Chez Legrand, on estime qu’un véhicule en charge induit, par exemple, la nécessité de gérer l’énergie au regard des pics de consommation, du coût de l’énergie et du type d’infrastructure sur lequel il est raccordé.

 

Des partenariats pour le déploiement
Hager fait l’objet d’un numéro d’agrément chez PSA dans le cadre de l’équipement des concessions avec des bornes en mode 2 ou mode 3. « Nous allons par ailleurs entamer un travail de prescription avec les concessionnaires des différents fabricants de véhicules électriques, avec pour objectif de faire le lien entre l’acte d’achat du véhicule et l’installation des bornes privatives. »
Schneider Electric propose par ailleurs des formations pour les installateurs, afin de les qualifier au standard « ZE ready » de Renault, quant à la mise en œuvre d’infrastructures de recharge. « Chez Renault, nous avons mis en place un outil Internet permettant aux concessionnaires d’orienter les acquéreurs de véhicules électriques vers des installateurs répondant à ce standard. Il s’agit de 800 installateurs pour le secteur résidentiel et de 200, mais bientôt plus encore, pour les installations professionnelles. » Enfin, Schneider Electric s’est également inscrit dans le processus de diagnostic maintenance avec Renault et Nissan.
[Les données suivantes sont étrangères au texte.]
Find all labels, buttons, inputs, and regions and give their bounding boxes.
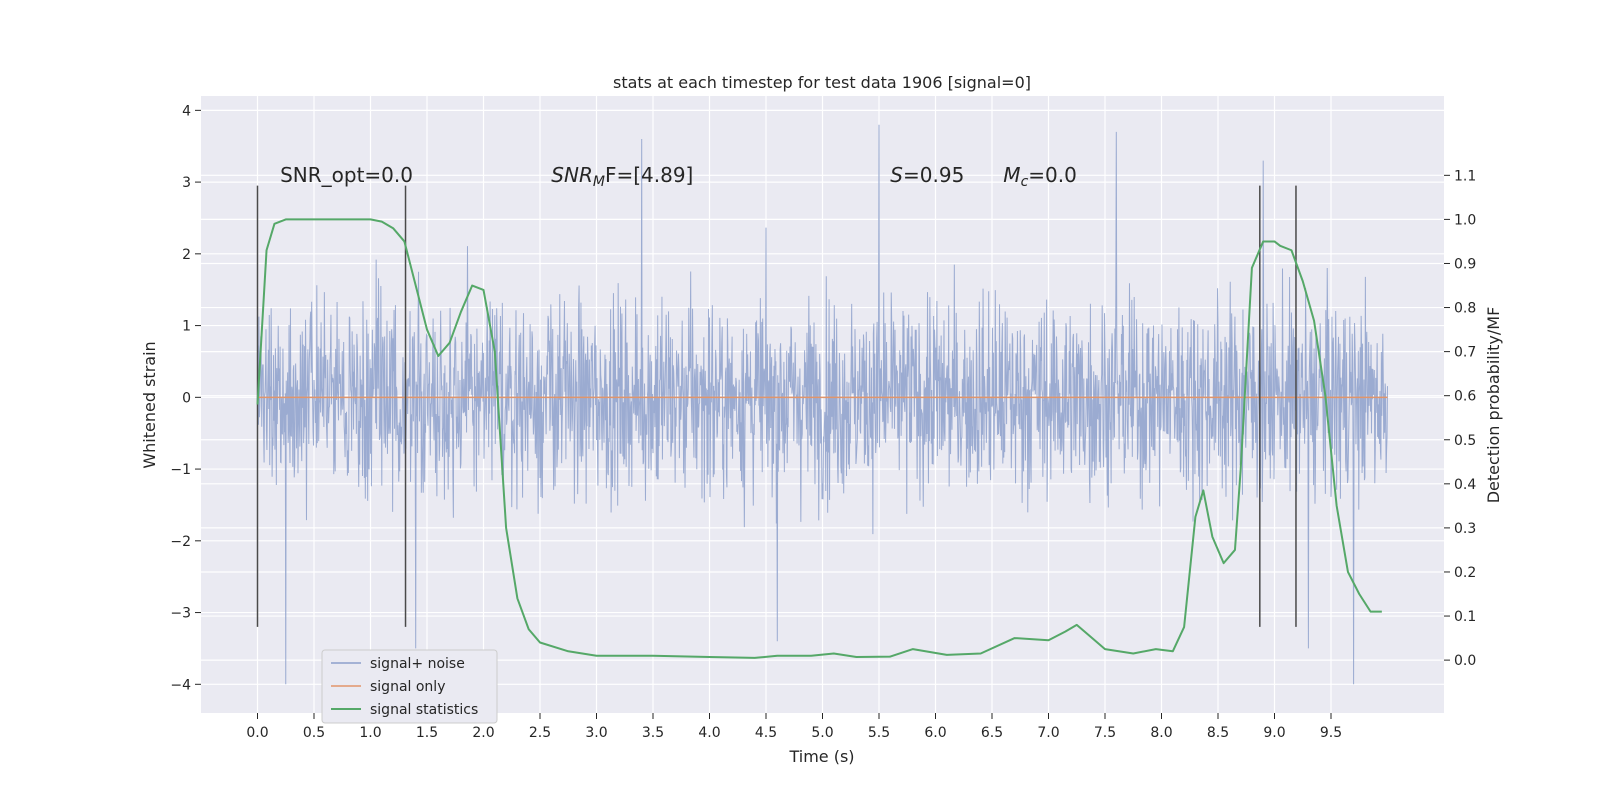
x-tick-label: 7.0 [1037, 725, 1059, 741]
x-tick-label: 9.0 [1263, 725, 1285, 741]
x-tick-label: 5.0 [811, 725, 833, 741]
x-tick-label: 2.0 [472, 725, 494, 741]
x-tick-label: 1.0 [359, 725, 381, 741]
x-tick-label: 0.0 [246, 725, 268, 741]
y2-tick-label: 1.1 [1454, 168, 1476, 184]
chart-title: stats at each timestep for test data 190… [613, 73, 1031, 92]
y2-tick-label: 0.3 [1454, 521, 1476, 537]
x-tick-label: 2.5 [529, 725, 551, 741]
annotations: SNR_opt=0.0 SNRMF=[4.89] S=0.95 Mc=0.0 [280, 163, 1077, 190]
x-tick-label: 7.5 [1094, 725, 1116, 741]
signal-statistics-series [256, 218, 1382, 659]
legend-box [321, 649, 498, 724]
legend-label-signal-only: signal only [370, 679, 445, 695]
y2-tick-label: 0.7 [1454, 345, 1476, 361]
y-axis-ticks: 4 3 2 1 0 −1 −2 −3 −4 [170, 103, 201, 693]
y-tick-label: −4 [170, 677, 191, 693]
x-tick-label: 8.0 [1150, 725, 1172, 741]
y-tick-label: −2 [170, 534, 191, 550]
legend-label-signal-noise: signal+ noise [370, 656, 465, 672]
y2-tick-label: 0.5 [1454, 433, 1476, 449]
y-axis-label: Whitened strain [140, 341, 159, 468]
signal-noise-line [257, 124, 1388, 685]
annotation-text: SNRMF=[4.89] [551, 163, 693, 190]
x-tick-label: 1.5 [416, 725, 438, 741]
y-tick-label: 3 [182, 175, 191, 191]
signal-statistics-line [256, 218, 1382, 659]
annotation-text: SNR_opt=0.0 [280, 163, 413, 187]
y-tick-label: 2 [182, 247, 191, 263]
x-tick-label: 8.5 [1207, 725, 1229, 741]
y-tick-label: 0 [182, 390, 191, 406]
x-tick-label: 6.0 [924, 725, 946, 741]
x-tick-label: 3.5 [642, 725, 664, 741]
vertical-markers [256, 185, 1297, 627]
y2-tick-label: 0.9 [1454, 256, 1476, 272]
y2-tick-label: 0.6 [1454, 389, 1476, 405]
signal-noise-series [257, 124, 1388, 685]
y2-tick-label: 0.4 [1454, 477, 1476, 493]
y-tick-label: −1 [170, 462, 191, 478]
x-axis-label: Time (s) [788, 747, 854, 766]
annotation-text: S=0.95 [890, 163, 964, 187]
y2-tick-label: 0.8 [1454, 301, 1476, 317]
x-tick-label: 4.0 [698, 725, 720, 741]
y-tick-label: 1 [182, 319, 191, 335]
y-tick-label: −3 [170, 606, 191, 622]
y2-tick-label: 0.2 [1454, 565, 1476, 581]
y-tick-label: 4 [182, 103, 191, 119]
y2-axis-label: Detection probability/MF [1484, 307, 1503, 504]
x-tick-label: 0.5 [303, 725, 325, 741]
x-tick-label: 5.5 [868, 725, 890, 741]
legend-label-signal-statistics: signal statistics [370, 702, 478, 718]
annotation-text: Mc=0.0 [1003, 163, 1077, 190]
y2-tick-label: 1.0 [1454, 212, 1476, 228]
y2-tick-label: 0.1 [1454, 609, 1476, 625]
y2-tick-label: 0.0 [1454, 653, 1476, 669]
x-tick-label: 3.0 [585, 725, 607, 741]
legend: signal+ noise signal only signal statist… [321, 649, 498, 724]
x-tick-label: 9.5 [1320, 725, 1342, 741]
x-tick-label: 6.5 [981, 725, 1003, 741]
y2-axis-ticks: 1.1 1.0 0.9 0.8 0.7 0.6 0.5 0.4 0.3 0.2 0.1 0.0 [1444, 168, 1476, 669]
x-axis-ticks: 0.0 0.5 1.0 1.5 2.0 2.5 3.0 3.5 4.0 4.5 5.0 5.5 6.0 6… [246, 713, 1342, 741]
x-tick-label: 4.5 [755, 725, 777, 741]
Pour leur part, les divisions de GE impliquées dans le développement du véhicule électrique et PSA ont signé un accord de coopération commercial et technologique européen à l’automne dernier. Les deux partenaires entendent travailler conjointement au déploiement d’une offre commerciale destinée aux clients de PSA associant le véhicule électrique à l’infrastructure de recharge.